🤖 AI Summary
This work investigates how inflectional morphology—exemplified by Polish—affects the adversarial robustness of pretrained language models. Addressing the observed failure of mainstream adversarial attacks on inflecting languages, we propose Edge Attribution Patching (EAP), a mechanistic interpretability evaluation protocol, and introduce MultiEmo-Inflect—the first adversarial robustness benchmark tailored to inflectional languages. Through EAP-based circuit analysis, parallel corpus comparison, adapted TextBugger/TextFooler transfer attacks, and multi-task evaluations, we find that inflectional morphology substantially reduces attack success rates. We identify stem–affix coupling as a critical computational circuit underlying model vulnerability and reveal syncretism (morphological ambiguity where distinct grammatical features share identical surface forms) as the principal bottleneck to robustness.
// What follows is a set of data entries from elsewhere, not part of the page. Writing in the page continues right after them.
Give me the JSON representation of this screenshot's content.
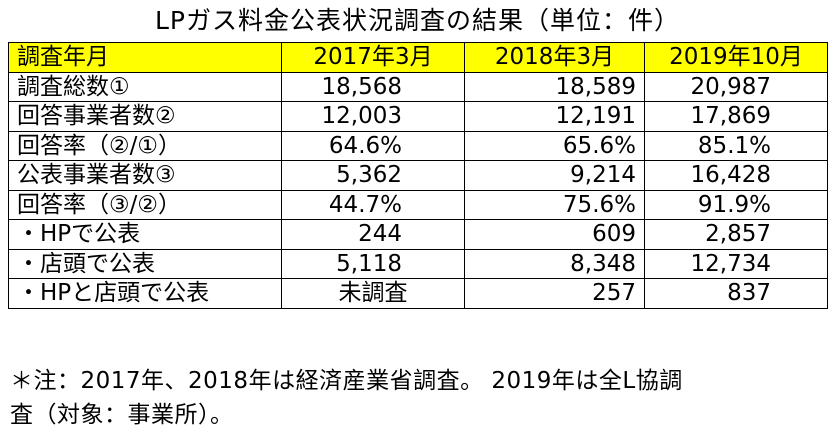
{
  "title": "LPガス料金公表状況調査の結果（単位：件）",
  "table": {
    "headers": [
      "調査年月",
      "2017年3月",
      "2018年3月",
      "2019年10月"
    ],
    "rows": [
      [
        "調査総数①",
        "18,568",
        "18,589",
        "20,987"
      ],
      [
        "回答事業者数②",
        "12,003",
        "12,191",
        "17,869"
      ],
      [
        "回答率（②/①）",
        "64.6%",
        "65.6%",
        "85.1%"
      ],
      [
        "公表事業者数③",
        "5,362",
        "9,214",
        "16,428"
      ],
      [
        "回答率（③/②）",
        "44.7%",
        "75.6%",
        "91.9%"
      ],
      [
        "・HPで公表",
        "244",
        "609",
        "2,857"
      ],
      [
        "・店頭で公表",
        "5,118",
        "8,348",
        "12,734"
      ],
      [
        "・HPと店頭で公表",
        "未調査",
        "257",
        "837"
      ]
    ]
  },
  "note_line1": "＊注：2017年、2018年は経済産業省調査。 2019年は全L協調",
  "note_line2": "査（対象：事業所）。",
  "colors": {
    "header_bg": "#ffff00",
    "border": "#000000"
  }
}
Our findings establish a novel paradigm for analyzing the interplay between morphological complexity and model fragility, providing both theoretical insight and empirical grounding for future robust NLP research on morphologically rich languages.
📝 Abstract
Various techniques are used in the generation of adversarial examples, including methods such as TextBugger which introduce minor, hardly visible perturbations to words leading to changes in model behaviour. Another class of techniques involves substituting words with their synonyms in a way that preserves the text's meaning but alters its predicted class, with TextFooler being a prominent example of such attacks. Most adversarial example generation methods are developed and evaluated primarily on non-inflectional languages, typically English. In this work, we evaluate and explain how adversarial attacks perform in inflectional languages. To explain the impact of inflection on model behaviour and its robustness under attack, we designed a novel protocol inspired by mechanistic interpretability, based on Edge Attribution Patching (EAP) method. The proposed evaluation protocol relies on parallel task-specific corpora that include both inflected and syncretic variants of texts in two languages -- Polish and English. To analyse the models and explain the relationship between inflection and adversarial robustness, we create a new benchmark based on task-oriented dataset MultiEmo, enabling the identification of mechanistic inflection-related elements of circuits within the model and analyse their behaviour under attack.